L'an dernier, le peloton des coureurs du Tour de France avait choisi rive droite. Enfin, les organisateurs du traçé du Tour avaient choisi, pour eux, rive droite. Cette année, à quelques encablures de la Présidentielle, les voilà, eux aussi, les rois de la petite reine, rive gauche. Bien sûr, rien à voir avec une quelconque critique - même voilée - de ceux qui, à longueur d'année, font "la roue" (et paon !) et pédalent à côté du vélo. Le chemin qui méne cet après-midi aux Champs (Elysées) n'est pas l'expression d'un "Voeu clair" en ce qui concernerait le chant de l'Elysée.Le signe du chant. Ou le chant du cygne.
Non, le Tour, quai de la Tournelle, pour le bouquiniste astucieux ou cultivé, c'est juste l'occasion de desserrer un peu les cale-pieds. De changer de braquet. De montrer que, côté vélo, il en connaît, lui aussi, un ...rayon.
D'abord, dans son équipe à lui, avec ou sans dossard, en tout cas sans sponsor, ils sont tous là. Les historiques: Albert Londres, Tristan Bernard, Antoine Blondin, Pierre Mac Orlan, Colette. Mais aussi Louis Nucéra, Mes rayons de soleil , Bernard Chambaz, A mon tour, Eric Fottorino, Je pars demain, Christian Laborde, L'Ange de la montagne, Paul Fournel, Besoin de vélo, et Philipe Delerm, La tranchée d'Arenberg.
Le Tour, côté exploits ou performances littéraires, c'est une manière de prolonger le plaisir et ces instants de bonheur.

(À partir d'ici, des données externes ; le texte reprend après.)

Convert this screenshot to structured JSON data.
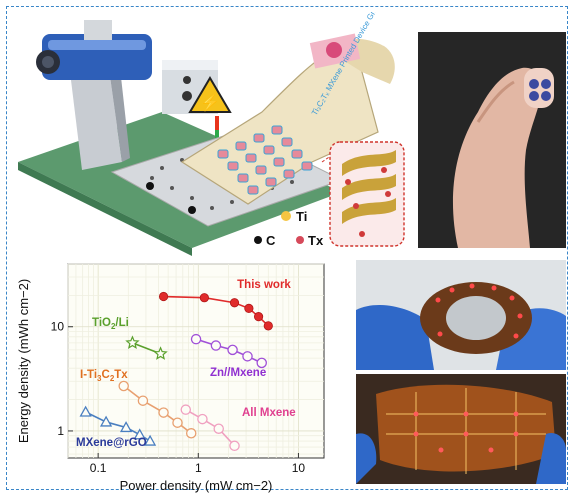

Solitaire ou partagé. Qui n'a jamais souffert dans l'Aspin, le Peyresourde our le Tourmalet, ne saura jamais cet étrange rapport entre la souffrance de l'élévation progressive vers le sommet et l'exigente rigueur à se faufiler dans le peloton des mots et des idées.
Extraits. Albert Londres. Les forçats de la route. 1924.

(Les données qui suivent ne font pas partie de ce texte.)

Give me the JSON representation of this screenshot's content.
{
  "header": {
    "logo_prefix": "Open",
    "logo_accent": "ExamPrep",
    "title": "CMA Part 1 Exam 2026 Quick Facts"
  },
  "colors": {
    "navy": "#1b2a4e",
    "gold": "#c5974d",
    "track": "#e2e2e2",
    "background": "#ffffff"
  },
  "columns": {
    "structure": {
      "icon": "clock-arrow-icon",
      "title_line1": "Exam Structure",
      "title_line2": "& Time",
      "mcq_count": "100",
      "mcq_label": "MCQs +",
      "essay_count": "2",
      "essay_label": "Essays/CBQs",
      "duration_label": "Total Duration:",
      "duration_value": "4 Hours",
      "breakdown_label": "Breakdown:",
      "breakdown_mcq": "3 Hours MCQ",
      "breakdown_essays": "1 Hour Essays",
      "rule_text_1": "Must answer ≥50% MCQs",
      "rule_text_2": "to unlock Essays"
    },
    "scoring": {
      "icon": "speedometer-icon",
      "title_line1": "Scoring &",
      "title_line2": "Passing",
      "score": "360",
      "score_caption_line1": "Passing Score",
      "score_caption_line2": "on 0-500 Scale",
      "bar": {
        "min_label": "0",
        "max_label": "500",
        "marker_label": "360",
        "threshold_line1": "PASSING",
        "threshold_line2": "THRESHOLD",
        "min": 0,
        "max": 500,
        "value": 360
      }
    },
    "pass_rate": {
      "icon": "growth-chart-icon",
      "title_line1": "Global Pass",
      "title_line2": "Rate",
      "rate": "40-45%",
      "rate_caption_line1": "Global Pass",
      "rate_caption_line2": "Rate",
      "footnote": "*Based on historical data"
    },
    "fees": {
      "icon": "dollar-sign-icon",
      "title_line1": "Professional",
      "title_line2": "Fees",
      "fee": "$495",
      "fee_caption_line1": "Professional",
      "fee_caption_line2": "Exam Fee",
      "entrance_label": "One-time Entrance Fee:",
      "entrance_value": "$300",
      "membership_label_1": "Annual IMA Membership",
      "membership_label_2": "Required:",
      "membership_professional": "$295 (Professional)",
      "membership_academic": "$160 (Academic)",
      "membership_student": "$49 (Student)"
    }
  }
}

"Montdidier, arrêt, ravitaillement. Je m'approche du buffet. Je croyais que les géants allaient manger en paix et m'offrir un morceau... J'étais jeune... Ils foncent sur des sacs tout préparés, se jettent sur des bols de thé, m'écrasent les pieds, me pressent les flancs, crachent sur mon beau manteau et décampent...

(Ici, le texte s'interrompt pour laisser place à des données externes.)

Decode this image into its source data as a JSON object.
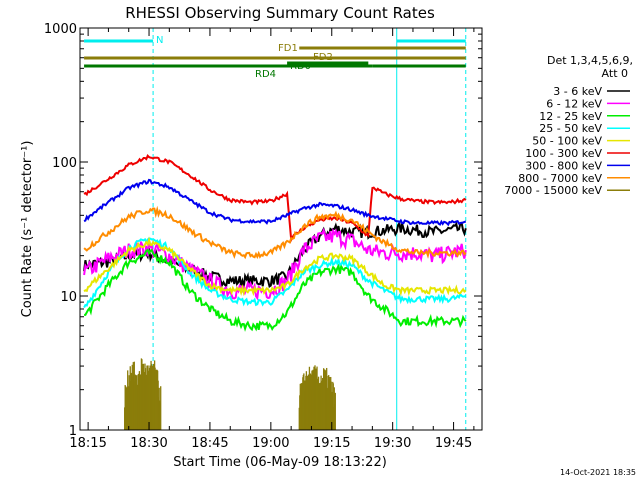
{
  "chart_data": {
    "type": "line",
    "title": "RHESSI Observing Summary Count Rates",
    "xlabel": "Start Time (06-May-09 18:13:22)",
    "ylabel": "Count Rate (s⁻¹ detector⁻¹)",
    "ylog": true,
    "ylim": [
      1,
      1000
    ],
    "xlim": [
      "18:13",
      "19:52"
    ],
    "xticks": [
      "18:15",
      "18:30",
      "18:45",
      "19:00",
      "19:15",
      "19:30",
      "19:45"
    ],
    "yticks": [
      "1",
      "10",
      "100",
      "1000"
    ],
    "footer": "14-Oct-2021 18:35",
    "legend": {
      "position": "right",
      "header_lines": [
        "Det 1,3,4,5,6,9,",
        "Att 0"
      ],
      "entries": [
        {
          "label": "3 - 6 keV",
          "color": "#000000"
        },
        {
          "label": "6 - 12 keV",
          "color": "#ff00ff"
        },
        {
          "label": "12 - 25 keV",
          "color": "#00ee00"
        },
        {
          "label": "25 - 50 keV",
          "color": "#00ffff"
        },
        {
          "label": "50 - 100 keV",
          "color": "#e6e600"
        },
        {
          "label": "100 - 300 keV",
          "color": "#ee0000"
        },
        {
          "label": "300 - 800 keV",
          "color": "#0000ee"
        },
        {
          "label": "800 - 7000 keV",
          "color": "#ff8c00"
        },
        {
          "label": "7000 - 15000 keV",
          "color": "#8b7d0a"
        }
      ]
    },
    "flag_bars": [
      {
        "label": "N",
        "color": "#00eeee",
        "segments": [
          [
            "18:14",
            "18:31"
          ],
          [
            "19:31",
            "19:48"
          ]
        ]
      },
      {
        "label": "FD1",
        "color": "#8b7d0a",
        "segments": [
          [
            "19:07",
            "19:48"
          ]
        ]
      },
      {
        "label": "FD2",
        "color": "#8b7d0a",
        "segments": [
          [
            "18:14",
            "19:48"
          ]
        ]
      },
      {
        "label": "RD0",
        "color": "#007700",
        "segments": [
          [
            "19:04",
            "19:24"
          ]
        ]
      },
      {
        "label": "RD4",
        "color": "#007700",
        "segments": [
          [
            "18:14",
            "19:25"
          ],
          [
            "19:25",
            "19:48"
          ]
        ]
      }
    ],
    "night_lines": {
      "solid": [
        "19:31"
      ],
      "dashed": [
        "18:31",
        "19:48"
      ]
    },
    "series": [
      {
        "name": "3 - 6 keV",
        "color": "#000000",
        "x": [
          "18:14",
          "18:20",
          "18:25",
          "18:30",
          "18:35",
          "18:40",
          "18:45",
          "18:50",
          "18:55",
          "19:00",
          "19:04",
          "19:08",
          "19:12",
          "19:16",
          "19:20",
          "19:24",
          "19:28",
          "19:32",
          "19:36",
          "19:40",
          "19:44",
          "19:48"
        ],
        "y": [
          17,
          18,
          20,
          21,
          18,
          16,
          14,
          13,
          13,
          13,
          14,
          22,
          28,
          32,
          30,
          30,
          31,
          32,
          31,
          30,
          31,
          32
        ]
      },
      {
        "name": "6 - 12 keV",
        "color": "#ff00ff",
        "x": [
          "18:14",
          "18:20",
          "18:25",
          "18:30",
          "18:35",
          "18:40",
          "18:45",
          "18:50",
          "18:55",
          "19:00",
          "19:04",
          "19:08",
          "19:12",
          "19:16",
          "19:20",
          "19:24",
          "19:28",
          "19:32",
          "19:36",
          "19:40",
          "19:44",
          "19:48"
        ],
        "y": [
          15,
          19,
          22,
          23,
          20,
          16,
          13,
          11,
          11,
          11,
          13,
          22,
          27,
          28,
          26,
          22,
          21,
          21,
          21,
          20,
          21,
          22
        ]
      },
      {
        "name": "12 - 25 keV",
        "color": "#00ee00",
        "x": [
          "18:14",
          "18:20",
          "18:25",
          "18:30",
          "18:35",
          "18:40",
          "18:45",
          "18:50",
          "18:55",
          "19:00",
          "19:04",
          "19:08",
          "19:12",
          "19:16",
          "19:20",
          "19:24",
          "19:28",
          "19:32",
          "19:36",
          "19:40",
          "19:44",
          "19:48"
        ],
        "y": [
          7,
          12,
          18,
          21,
          18,
          11,
          8,
          6.5,
          6,
          6,
          7.5,
          12,
          15,
          16,
          15,
          10,
          8,
          6.5,
          6.5,
          6.5,
          6.5,
          6.5
        ]
      },
      {
        "name": "25 - 50 keV",
        "color": "#00ffff",
        "x": [
          "18:14",
          "18:20",
          "18:25",
          "18:30",
          "18:35",
          "18:40",
          "18:45",
          "18:50",
          "18:55",
          "19:00",
          "19:04",
          "19:08",
          "19:12",
          "19:16",
          "19:20",
          "19:24",
          "19:28",
          "19:32",
          "19:36",
          "19:40",
          "19:44",
          "19:48"
        ],
        "y": [
          8,
          15,
          23,
          27,
          23,
          15,
          11,
          9.5,
          9,
          9,
          11,
          15,
          17,
          18,
          17,
          13,
          11,
          9.5,
          9.5,
          9.5,
          9.5,
          10
        ]
      },
      {
        "name": "50 - 100 keV",
        "color": "#e6e600",
        "x": [
          "18:14",
          "18:20",
          "18:25",
          "18:30",
          "18:35",
          "18:40",
          "18:45",
          "18:50",
          "18:55",
          "19:00",
          "19:04",
          "19:08",
          "19:12",
          "19:16",
          "19:20",
          "19:24",
          "19:28",
          "19:32",
          "19:36",
          "19:40",
          "19:44",
          "19:48"
        ],
        "y": [
          11,
          16,
          22,
          25,
          22,
          16,
          12,
          11,
          11,
          11,
          12,
          16,
          19,
          20,
          19,
          15,
          12,
          11,
          11,
          11,
          11,
          11
        ]
      },
      {
        "name": "100 - 300 keV",
        "color": "#ee0000",
        "x": [
          "18:14",
          "18:20",
          "18:25",
          "18:30",
          "18:35",
          "18:40",
          "18:45",
          "18:50",
          "18:55",
          "19:00",
          "19:04",
          "19:05",
          "19:08",
          "19:12",
          "19:16",
          "19:20",
          "19:24",
          "19:25",
          "19:28",
          "19:32",
          "19:36",
          "19:40",
          "19:44",
          "19:48"
        ],
        "y": [
          57,
          75,
          95,
          110,
          100,
          80,
          62,
          52,
          50,
          51,
          58,
          27,
          32,
          37,
          38,
          35,
          28,
          65,
          58,
          53,
          51,
          50,
          50,
          52
        ]
      },
      {
        "name": "300 - 800 keV",
        "color": "#0000ee",
        "x": [
          "18:14",
          "18:20",
          "18:25",
          "18:30",
          "18:35",
          "18:40",
          "18:45",
          "18:50",
          "18:55",
          "19:00",
          "19:04",
          "19:08",
          "19:12",
          "19:16",
          "19:20",
          "19:24",
          "19:28",
          "19:32",
          "19:36",
          "19:40",
          "19:44",
          "19:48"
        ],
        "y": [
          37,
          50,
          64,
          72,
          65,
          52,
          42,
          37,
          36,
          36,
          40,
          45,
          48,
          47,
          44,
          40,
          38,
          36,
          35,
          35,
          35,
          36
        ]
      },
      {
        "name": "800 - 7000 keV",
        "color": "#ff8c00",
        "x": [
          "18:14",
          "18:20",
          "18:25",
          "18:30",
          "18:35",
          "18:40",
          "18:45",
          "18:50",
          "18:55",
          "19:00",
          "19:04",
          "19:08",
          "19:12",
          "19:16",
          "19:20",
          "19:24",
          "19:28",
          "19:32",
          "19:36",
          "19:40",
          "19:44",
          "19:48"
        ],
        "y": [
          22,
          30,
          39,
          44,
          40,
          31,
          25,
          21,
          20,
          21,
          25,
          33,
          39,
          40,
          37,
          30,
          25,
          22,
          21,
          21,
          21,
          21
        ]
      },
      {
        "name": "7000 - 15000 keV",
        "color": "#8b7d0a",
        "x": [
          "18:24",
          "18:25",
          "18:26",
          "18:27",
          "18:28",
          "18:29",
          "18:30",
          "18:31",
          "18:32",
          "18:33",
          "19:07",
          "19:08",
          "19:09",
          "19:10",
          "19:11",
          "19:12",
          "19:13",
          "19:14",
          "19:15",
          "19:16"
        ],
        "y": [
          1.8,
          2.5,
          3,
          2.2,
          3,
          2.8,
          2.6,
          3,
          2.4,
          1.7,
          1.8,
          2.2,
          2.6,
          2.4,
          2.6,
          2.3,
          2.5,
          2.4,
          2.1,
          1.6
        ]
      }
    ]
  }
}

"Ils ne font pas le Tour de France pour se promener, ainsi que j'aimais à l'imaginer, mais pour courir. Ils courent aujourd'hui jusqu'au Havre, sans vouloir respirer, tout comme s'ils y allaient quérir le médecin pour leur mère en grand danger de mort.
"A Berteaucourt, je vois le premier géant couché sur le dos, au bord de la route. Si je ne vous dis pas son numéro, c'est que justement, il le porte sur le dos. Celui-là a déjà son compte !
"Flixecourt, la première côte. Puisque nous sommes aujourd'hui au premier jour, je tiens à vous présenter toutes les premières choses.
"Pour me venger du coup du buffet, je les ai dépassés et je les attends, non sans quelque sourire, au sommet de la rampe. Ils m'ont "eu" une fois de plus : si je n'ai rien avalé, eux ont avalé... la côte d'un seul coup."